Suatu Bencana

1K 160 28
                                    

Terkadang orang-orang menciptakan ilusi untuk bahagia

.

.

.

Beberapa hari sebelum pernikahan

Jaejoong membungkuk dalam pada atasan di agensinya sebelum meninggalkan ruangan. Helaan napas lagi-lagi mengalun diantara bibir tanpa bisa dicegah. Jaejoong baru saja membuat surat yang akan disampaikan kepada para penggemarnya atas pernikahannya ini. Tentu Jaejoong menginginkan hubungan yang terbuka dengan mereka, dan status pernikahan yang berasal dari rasa saling menghargai sekaligus mempercayai.

Sepuluh tahun karirnya sebagai seorang selebritis, Jaejoong patut bersyukur mendapatkan banyak penggemar yang mendukung baik kehidupan pribadi bahkan langkahnya di industri hiburan. Tidak satupun dari mereka yang ingin mengecewakannya, begitupun Jaejoong. Hidup yang bersinggungan satu sama lain dengan hubungan yang baik tidak akan pernah Jaejoong rusak, karena bagi Jaejoong mereka -penggemar- bukanlah orang lain lagi.

Meski tidak banyak lagi media yang mengusiknya, namun masih saja ada yang menguntitnya hingga kini.
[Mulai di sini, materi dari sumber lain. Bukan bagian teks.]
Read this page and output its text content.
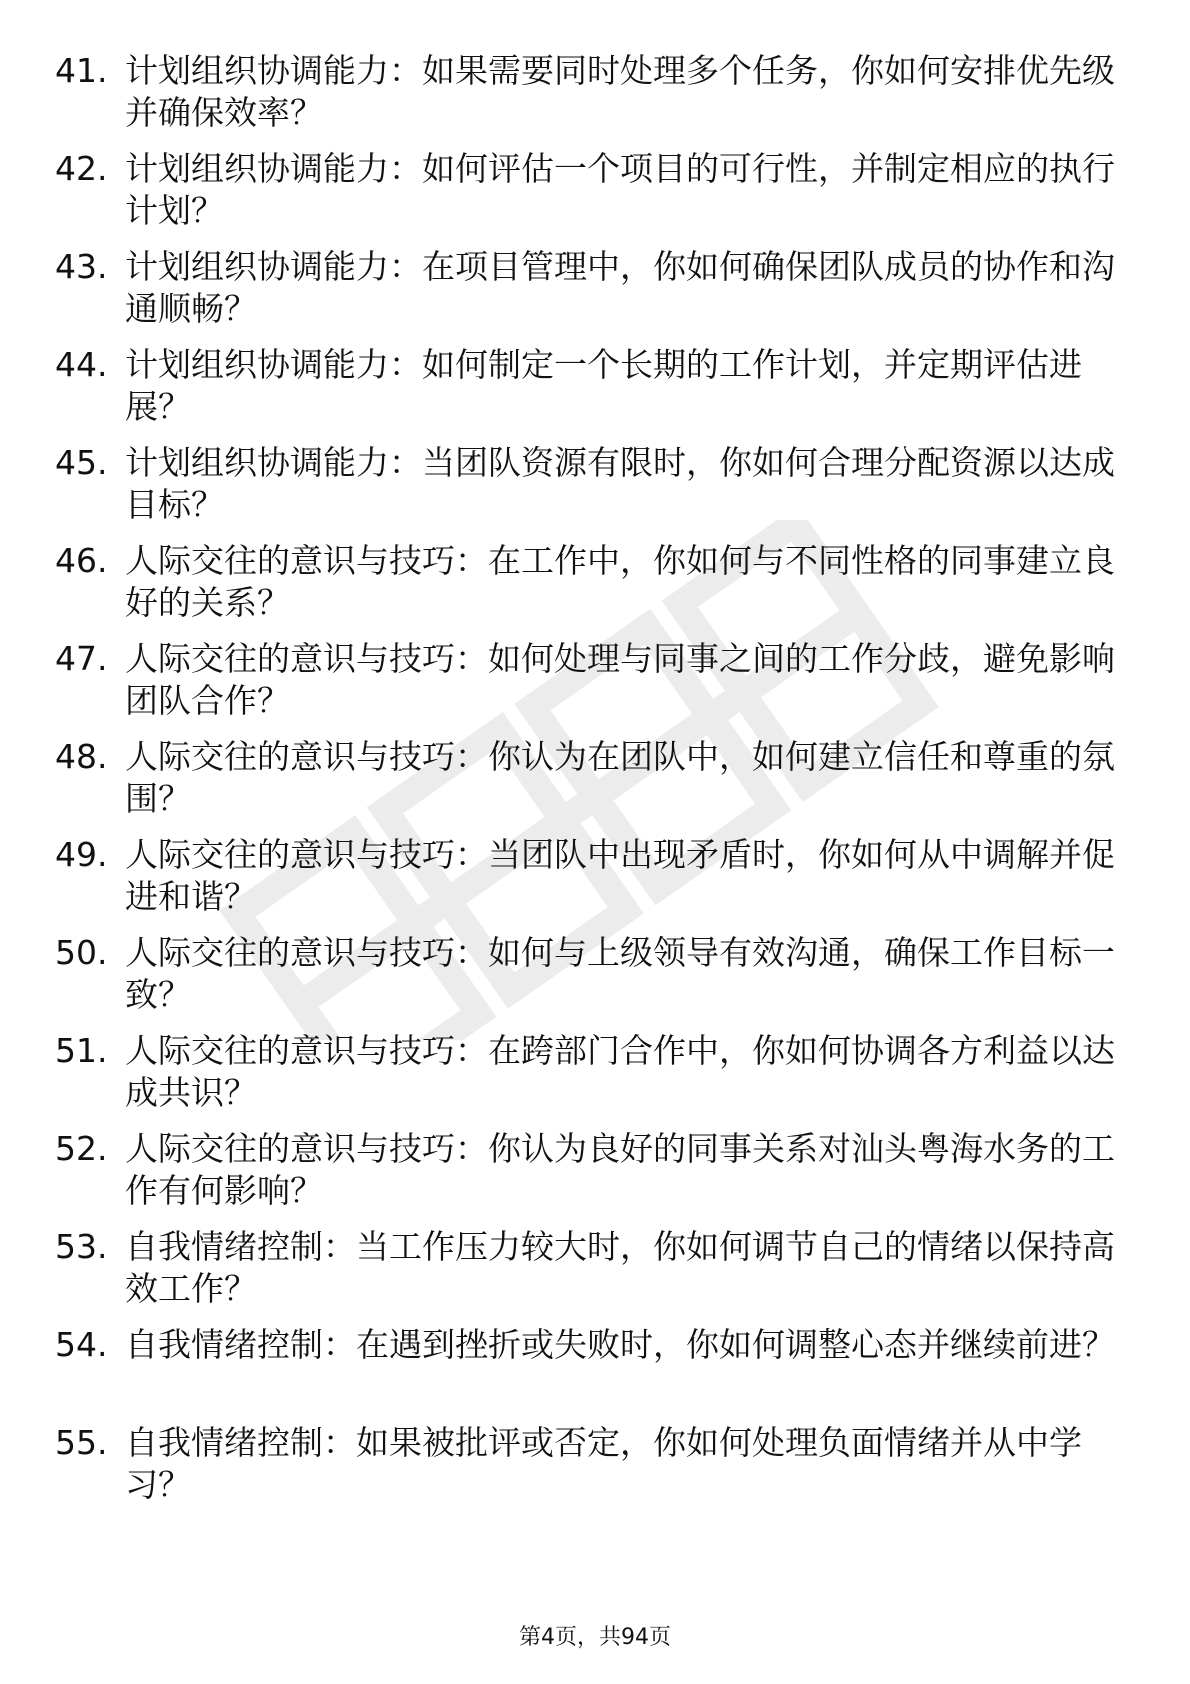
41. 计划组织协调能力：如果需要同时处理多个任务，你如何安排优先级并确保效率？
42. 计划组织协调能力：如何评估一个项目的可行性，并制定相应的执行计划？
43. 计划组织协调能力：在项目管理中，你如何确保团队成员的协作和沟通顺畅？
44. 计划组织协调能力：如何制定一个长期的工作计划，并定期评估进展？
45. 计划组织协调能力：当团队资源有限时，你如何合理分配资源以达成目标？
46. 人际交往的意识与技巧：在工作中，你如何与不同性格的同事建立良好的关系？
47. 人际交往的意识与技巧：如何处理与同事之间的工作分歧，避免影响团队合作？
48. 人际交往的意识与技巧：你认为在团队中，如何建立信任和尊重的氛围？
49. 人际交往的意识与技巧：当团队中出现矛盾时，你如何从中调解并促进和谐？
50. 人际交往的意识与技巧：如何与上级领导有效沟通，确保工作目标一致？
51. 人际交往的意识与技巧：在跨部门合作中，你如何协调各方利益以达成共识？
52. 人际交往的意识与技巧：你认为良好的同事关系对汕头粤海水务的工作有何影响？
53. 自我情绪控制：当工作压力较大时，你如何调节自己的情绪以保持高效工作？
54. 自我情绪控制：在遇到挫折或失败时，你如何调整心态并继续前进？
55. 自我情绪控制：如果被批评或否定，你如何处理负面情绪并从中学习？
第4页，共94页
Sekali lagi Jaejoong beruntung karena tidak satupun dari media berhasil mengetahui sosok yang akan menjadi istrinya, Kwon Minha memang terkenal dari kalangan tertentu namun tidak cukup baik untuk menjadi konsumsi publik.

Tidak lagi memiliki kegiatan lain ketika mobilnya mengarah untuk kembali pada kediamannya. Jaejoong kehilangan minat untuk mencari hiburan dan lebih ingin beristirahat sekaligus menenangkan diri.

Lagu yang mengalun tidak lagi dapat menyentuh hatinya, meski melodi yang begitu indah dengan lirik yang membangun semangat setiap pendengarnya. Hari-hari Jaejoong jauh lebih hampa dari kesehariannya sebagai seorang idol, rasanya seperti ada kekosongan yang sulit sekali dipenuhi.

Mobil itu terhenti dan terparkir dengan baik ketika manik bulat Jaejoong menangkap sosok Minha yang tengah menunggu di dekat lift. Wajah yang sebelumnya menunduk sebagai pelampiasan kejenuhan sontak terangkat untuk menyapa Jaejoong.

Tidak lagi menunggu lama dimana kaki Jaejoong telah meninggalkan mobil, "Minha-ya," Jaejoong cukup kebingungan dalam memilihkan ungkapan basa-basi.

Jika Jaejoong bertanya apa yang Minha lakukan, apakah itu pantas bagi Jaejoong untuk melarang calon istrinya sendiri berkunjung? Lalu jika Jaejoong bertanya tentang kesepakatan mereka untuk tidak bertemu hingga pemberkatan, maka Jaejoong akan dipandang sebagai pria yang berkosa-kata kasar.

Minha terlihat canggung namun juga tidak ingin keadaan keduanya semakin buruk mengingat penikahan mereka yang akan berlangsung, "Aku hanya ingin berkunjung... maafkan aku yang malah mengusirmu kemarin, juga tidak memahami keadaanmu." menunjuk sebuah bingkisan yang dibawa "Aku telah membuatkanmu makan siang, kita bisa menikmatinya di dalam."

Jaejoong tersenyum, bertingkah sebagai pria yang bahagia karena memiliki pasangan yang perhatian "Kalau begitu tidak perlu menunggu lagi, berapa lama kau di sana?" ujarnya setelah mereka berada di lift.

"Aku baru tiba, lagipula aku juga tidak sengaja mampir sepulang dari butik."

Jaejoong tahu jika Minha berbohong, kediamannya dengan butik milik Minha bertolak belakang, bahkan tempat tinggal wanita itu lebih dekat dengan butik, "Kau pasti sangat lelah mengemudi."

"Yeah, mungkin setelah ini aku harus mempekerjakan seorang supir."

"Akan ada aku yang selalu bersedia melakukannya nanti." Jaejoong merasa biasa saja dengan kalimat itu, ketika Minha mengartikannya lain bahkan pipi Minha telah mengeluarkan semburat manis.

Keduanya tiba di penthouse Jaejoong dan Minha tidak berniat bersikap sungkan di rumah sang calon pasangan. Melangkah masuk untuk mendatangi dapur ketika Jaejoong bertolak ke kamar. Dengan semangat yang menggebu, Minha menyiapkan makan siang mereka. Minha sempat membuatkan beberapa masakan sederhana tadi, meski harus membuang waktu untuk kembali ke rumah lebih dulu sebelum pergi ke tempat Jaejoong.